January 28, 2013
From the Winnipeg Free Press
By: Murray McNeill
A union official is crying foul over 15 foreign workers being brought in to work on a local Royal Canadian Mint expansion project instead of using unemployed local tradesmen.
Heiko Wiechern, business manager for Local 254 of the Plumbers and Steamfitters Union, said the Chinese workers have been seen installing piping systems for a new coin-plating line being installed at the Mint’s coin-making plant on Lagimodiere Boulevard.
“I have about 50 guys laid off right now who could do that work,” Wiechern said. “It’s not a union issue,” he added, noting there are likely non-union tradespeople available who also could do the work. But it would be nice to keep that work here, locally, and have those tax dollars being circulated here.”

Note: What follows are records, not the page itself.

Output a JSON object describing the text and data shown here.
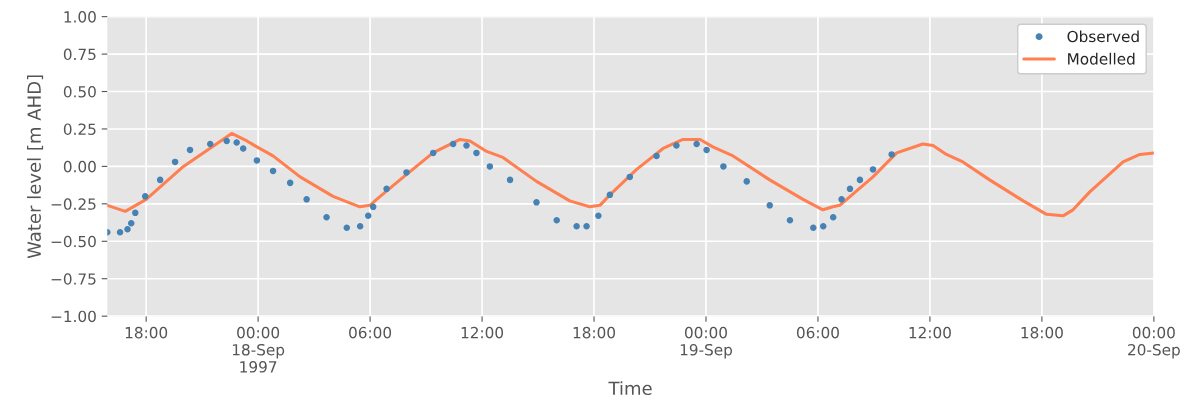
{
  "chart_data": {
    "type": "line",
    "xlabel": "Time",
    "ylabel": "Water level [m AHD]",
    "xlim": [
      "1997-09-17T15:55",
      "1997-09-20T00:00"
    ],
    "ylim": [
      -1,
      1
    ],
    "xticks": [
      {
        "value": "1997-09-17T18:00",
        "label": "18:00"
      },
      {
        "value": "1997-09-18T00:00",
        "label": "00:00\n18-Sep\n1997"
      },
      {
        "value": "1997-09-18T06:00",
        "label": "06:00"
      },
      {
        "value": "1997-09-18T12:00",
        "label": "12:00"
      },
      {
        "value": "1997-09-18T18:00",
        "label": "18:00"
      },
      {
        "value": "1997-09-19T00:00",
        "label": "00:00\n19-Sep"
      },
      {
        "value": "1997-09-19T06:00",
        "label": "06:00"
      },
      {
        "value": "1997-09-19T12:00",
        "label": "12:00"
      },
      {
        "value": "1997-09-19T18:00",
        "label": "18:00"
      },
      {
        "value": "1997-09-20T00:00",
        "label": "00:00\n20-Sep"
      }
    ],
    "yticks": [
      {
        "value": -1,
        "label": "−1.00"
      },
      {
        "value": -0.75,
        "label": "−0.75"
      },
      {
        "value": -0.5,
        "label": "−0.50"
      },
      {
        "value": -0.25,
        "label": "−0.25"
      },
      {
        "value": 0,
        "label": "0.00"
      },
      {
        "value": 0.25,
        "label": "0.25"
      },
      {
        "value": 0.5,
        "label": "0.50"
      },
      {
        "value": 0.75,
        "label": "0.75"
      },
      {
        "value": 1,
        "label": "1.00"
      }
    ],
    "grid": true,
    "legend": "top right",
    "series": [
      {
        "name": "Observed",
        "type": "scatter",
        "marker": "circle",
        "color": "#4682b4",
        "x": [
          "1997-09-17T15:55",
          "1997-09-17T16:36",
          "1997-09-17T17:00",
          "1997-09-17T17:12",
          "1997-09-17T17:25",
          "1997-09-17T17:57",
          "1997-09-17T18:45",
          "1997-09-17T19:33",
          "1997-09-17T20:21",
          "1997-09-17T21:26",
          "1997-09-17T22:19",
          "1997-09-17T22:51",
          "1997-09-17T23:12",
          "1997-09-17T23:56",
          "1997-09-18T00:48",
          "1997-09-18T01:43",
          "1997-09-18T02:36",
          "1997-09-18T03:40",
          "1997-09-18T04:45",
          "1997-09-18T05:28",
          "1997-09-18T05:54",
          "1997-09-18T06:10",
          "1997-09-18T06:53",
          "1997-09-18T07:57",
          "1997-09-18T09:23",
          "1997-09-18T10:27",
          "1997-09-18T11:10",
          "1997-09-18T11:42",
          "1997-09-18T12:25",
          "1997-09-18T13:30",
          "1997-09-18T14:55",
          "1997-09-18T16:00",
          "1997-09-18T17:04",
          "1997-09-18T17:36",
          "1997-09-18T18:14",
          "1997-09-18T18:51",
          "1997-09-18T19:55",
          "1997-09-18T21:21",
          "1997-09-18T22:25",
          "1997-09-18T23:30",
          "1997-09-19T00:02",
          "1997-09-19T00:56",
          "1997-09-19T02:11",
          "1997-09-19T03:25",
          "1997-09-19T04:30",
          "1997-09-19T05:45",
          "1997-09-19T06:17",
          "1997-09-19T06:49",
          "1997-09-19T07:16",
          "1997-09-19T07:43",
          "1997-09-19T08:15",
          "1997-09-19T08:57",
          "1997-09-19T09:57"
        ],
        "values": [
          -0.44,
          -0.44,
          -0.42,
          -0.38,
          -0.31,
          -0.2,
          -0.09,
          0.03,
          0.11,
          0.15,
          0.17,
          0.16,
          0.12,
          0.04,
          -0.03,
          -0.11,
          -0.22,
          -0.34,
          -0.41,
          -0.4,
          -0.33,
          -0.27,
          -0.15,
          -0.04,
          0.09,
          0.15,
          0.14,
          0.09,
          0.0,
          -0.09,
          -0.24,
          -0.36,
          -0.4,
          -0.4,
          -0.33,
          -0.19,
          -0.07,
          0.07,
          0.14,
          0.15,
          0.11,
          0.0,
          -0.1,
          -0.26,
          -0.36,
          -0.41,
          -0.4,
          -0.34,
          -0.22,
          -0.15,
          -0.09,
          -0.02,
          0.08
        ]
      },
      {
        "name": "Modelled",
        "line_style": "solid",
        "color": "#ff7f50",
        "x": [
          "1997-09-17T15:55",
          "1997-09-17T16:53",
          "1997-09-17T18:00",
          "1997-09-17T20:00",
          "1997-09-17T22:35",
          "1997-09-17T23:24",
          "1997-09-17T23:56",
          "1997-09-18T00:48",
          "1997-09-18T02:15",
          "1997-09-18T04:01",
          "1997-09-18T05:27",
          "1997-09-18T06:00",
          "1997-09-18T06:21",
          "1997-09-18T07:36",
          "1997-09-18T09:22",
          "1997-09-18T10:49",
          "1997-09-18T11:21",
          "1997-09-18T12:15",
          "1997-09-18T13:07",
          "1997-09-18T14:55",
          "1997-09-18T16:42",
          "1997-09-18T17:46",
          "1997-09-18T18:19",
          "1997-09-18T18:51",
          "1997-09-18T20:17",
          "1997-09-18T21:42",
          "1997-09-18T22:46",
          "1997-09-18T23:41",
          "1997-09-19T00:22",
          "1997-09-19T01:27",
          "1997-09-19T03:25",
          "1997-09-19T05:12",
          "1997-09-19T06:16",
          "1997-09-19T06:48",
          "1997-09-19T07:10",
          "1997-09-19T08:57",
          "1997-09-19T10:13",
          "1997-09-19T11:37",
          "1997-09-19T12:10",
          "1997-09-19T12:53",
          "1997-09-19T13:46",
          "1997-09-19T15:12",
          "1997-09-19T17:00",
          "1997-09-19T18:15",
          "1997-09-19T19:08",
          "1997-09-19T19:40",
          "1997-09-19T20:34",
          "1997-09-19T22:21",
          "1997-09-19T23:15",
          "1997-09-20T00:00"
        ],
        "values": [
          -0.26,
          -0.3,
          -0.22,
          0.0,
          0.22,
          0.17,
          0.13,
          0.07,
          -0.07,
          -0.2,
          -0.27,
          -0.26,
          -0.22,
          -0.09,
          0.09,
          0.18,
          0.17,
          0.1,
          0.06,
          -0.1,
          -0.23,
          -0.27,
          -0.26,
          -0.19,
          -0.02,
          0.12,
          0.18,
          0.18,
          0.13,
          0.07,
          -0.09,
          -0.22,
          -0.29,
          -0.27,
          -0.26,
          -0.07,
          0.09,
          0.15,
          0.14,
          0.08,
          0.03,
          -0.09,
          -0.23,
          -0.32,
          -0.33,
          -0.29,
          -0.17,
          0.03,
          0.08,
          0.09
        ]
      }
    ]
  }
}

A spokesperson for the mint said the foreign workers are employees of PAL Surface Treatment Systems Ltd., the Chinese firm that won the contract to provide all of the design, fabrication, delivery, installation, testing and training work for the new plating line.
“The complexity of the design of the plating equipment requires that the installation (including the installation of pipes and exhaust ducting), commissioning, testing and training services be provided by the vendor of the equipment,” Christine Aquino said. “The work provided by PAL technicians at the mint’s Winnipeg facility is limited to the provision of such services.”

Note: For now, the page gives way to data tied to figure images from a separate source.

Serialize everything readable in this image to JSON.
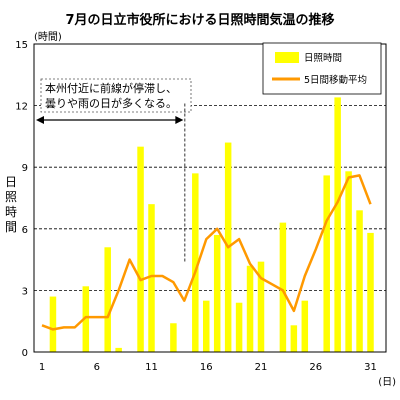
{
  "chart_data": {
    "type": "bar+line",
    "title": "7月の日立市役所における日照時間気温の推移",
    "y_unit": "(時間)",
    "x_unit": "(日)",
    "ylabel": "日照時間",
    "ylim": [
      0,
      15
    ],
    "yticks": [
      0,
      3,
      6,
      9,
      12,
      15
    ],
    "xticks": [
      1,
      6,
      11,
      16,
      21,
      26,
      31
    ],
    "grid": "horizontal-dashed",
    "legend_position": "top-right",
    "annotation": {
      "lines": [
        "本州付近に前線が停滞し、",
        "曇りや雨の日が多くなる。"
      ],
      "from_day": 1,
      "to_day": 14,
      "arrow_y": 11.3
    },
    "series": [
      {
        "name": "日照時間",
        "kind": "bar",
        "color": "#ffff00",
        "x": [
          1,
          2,
          3,
          4,
          5,
          6,
          7,
          8,
          9,
          10,
          11,
          12,
          13,
          14,
          15,
          16,
          17,
          18,
          19,
          20,
          21,
          22,
          23,
          24,
          25,
          26,
          27,
          28,
          29,
          30,
          31
        ],
        "values": [
          0,
          2.7,
          0,
          0,
          3.2,
          0,
          5.1,
          0.2,
          0,
          10.0,
          7.2,
          0,
          1.4,
          0,
          8.7,
          2.5,
          5.7,
          10.2,
          2.4,
          4.2,
          4.4,
          0,
          6.3,
          1.3,
          2.5,
          0,
          8.6,
          12.4,
          8.8,
          6.9,
          5.8
        ]
      },
      {
        "name": "5日間移動平均",
        "kind": "line",
        "color": "#ff9900",
        "x": [
          1,
          2,
          3,
          4,
          5,
          6,
          7,
          8,
          9,
          10,
          11,
          12,
          13,
          14,
          15,
          16,
          17,
          18,
          19,
          20,
          21,
          22,
          23,
          24,
          25,
          26,
          27,
          28,
          29,
          30,
          31
        ],
        "values": [
          1.3,
          1.1,
          1.2,
          1.2,
          1.7,
          1.7,
          1.7,
          3.0,
          4.5,
          3.5,
          3.7,
          3.7,
          3.4,
          2.5,
          3.9,
          5.5,
          6.0,
          5.1,
          5.5,
          4.3,
          3.6,
          3.3,
          3.0,
          2.0,
          3.7,
          5.0,
          6.4,
          7.3,
          8.5,
          8.6,
          7.2
        ]
      }
    ]
  }
}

Aquino said a total of 130 local tradespeople will have worked on the project between the time it started — October 2011 — and the time it’s completed in June of this year, including about 100 people currently working on the site.

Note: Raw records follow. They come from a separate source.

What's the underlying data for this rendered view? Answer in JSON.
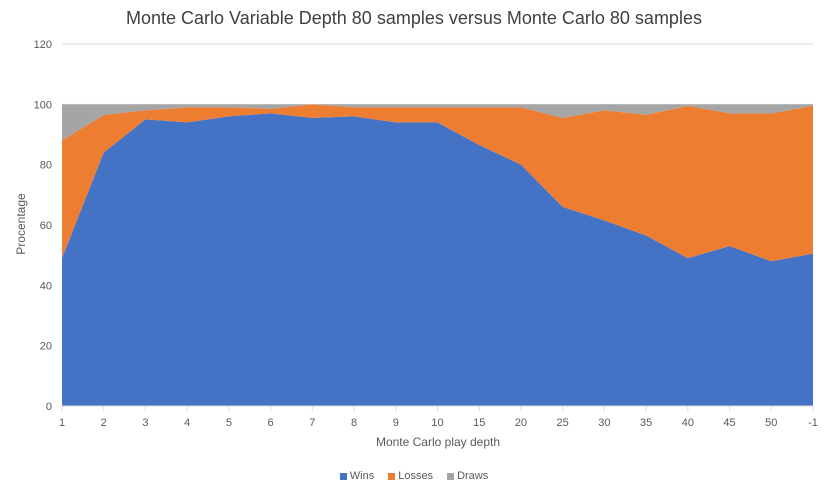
{
  "chart_data": {
    "type": "area",
    "stacked": true,
    "title": "Monte Carlo Variable Depth 80 samples versus Monte Carlo 80 samples",
    "xlabel": "Monte  Carlo play depth",
    "ylabel": "Procentage",
    "ylim": [
      0,
      120
    ],
    "yticks": [
      0,
      20,
      40,
      60,
      80,
      100,
      120
    ],
    "grid": true,
    "legend_position": "bottom",
    "categories": [
      "1",
      "2",
      "3",
      "4",
      "5",
      "6",
      "7",
      "8",
      "9",
      "10",
      "15",
      "20",
      "25",
      "30",
      "35",
      "40",
      "45",
      "50",
      "-1"
    ],
    "series": [
      {
        "name": "Wins",
        "color": "#4472C4",
        "values": [
          49,
          84,
          95,
          94,
          96,
          97,
          95.5,
          96,
          94,
          94,
          86.5,
          80,
          66,
          61.5,
          56.5,
          49,
          53,
          48,
          50.5
        ]
      },
      {
        "name": "Losses",
        "color": "#ED7D31",
        "values": [
          39,
          12.5,
          3,
          5,
          3,
          1.5,
          4.5,
          3,
          5,
          5,
          12.5,
          19,
          29.5,
          36.5,
          40,
          50.5,
          44,
          49,
          49
        ]
      },
      {
        "name": "Draws",
        "color": "#A5A5A5",
        "values": [
          12,
          3.5,
          2,
          1,
          1,
          1.5,
          0,
          1,
          1,
          1,
          1,
          1,
          4.5,
          2,
          3.5,
          0.5,
          3,
          3,
          0.5
        ]
      }
    ]
  }
}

“The investments being made in the expansion of the mint’s plating facility are over 75 per cent Canadian-based,” she added.
She said installing piping systems is just part of what the Chinese workers are doing. They’re also doing other specialized work local tradesmen would not have been able to do. She said PAL also obtained all of the federal approvals required to bring temporary foreign workers into the country.
Wiechern said the union realizes there are times foreign workers are needed, but it questions why they’re needed for something such as installing pipes. “That’s definitely work we can do.”
He said he remembers past projects where local tradespeople installed the pipes and the company that designed the equipment only brought in an engineer and a supervisor to oversee the work.
“But now they’ve taken it one step further,” he added. He said there was a similar situation in 2010, when a Chinese company working on Winnipeg’s airport terminal project brought in unlicensed electricians to help install some loading bridges. A union official complained, the province issued a stop-work order, and the Chinese company hired a local firm to do any work requiring licensed electricians.
The plumbers union doesn’t plan to file a formal complaint or stage any kind of protest at the construction site.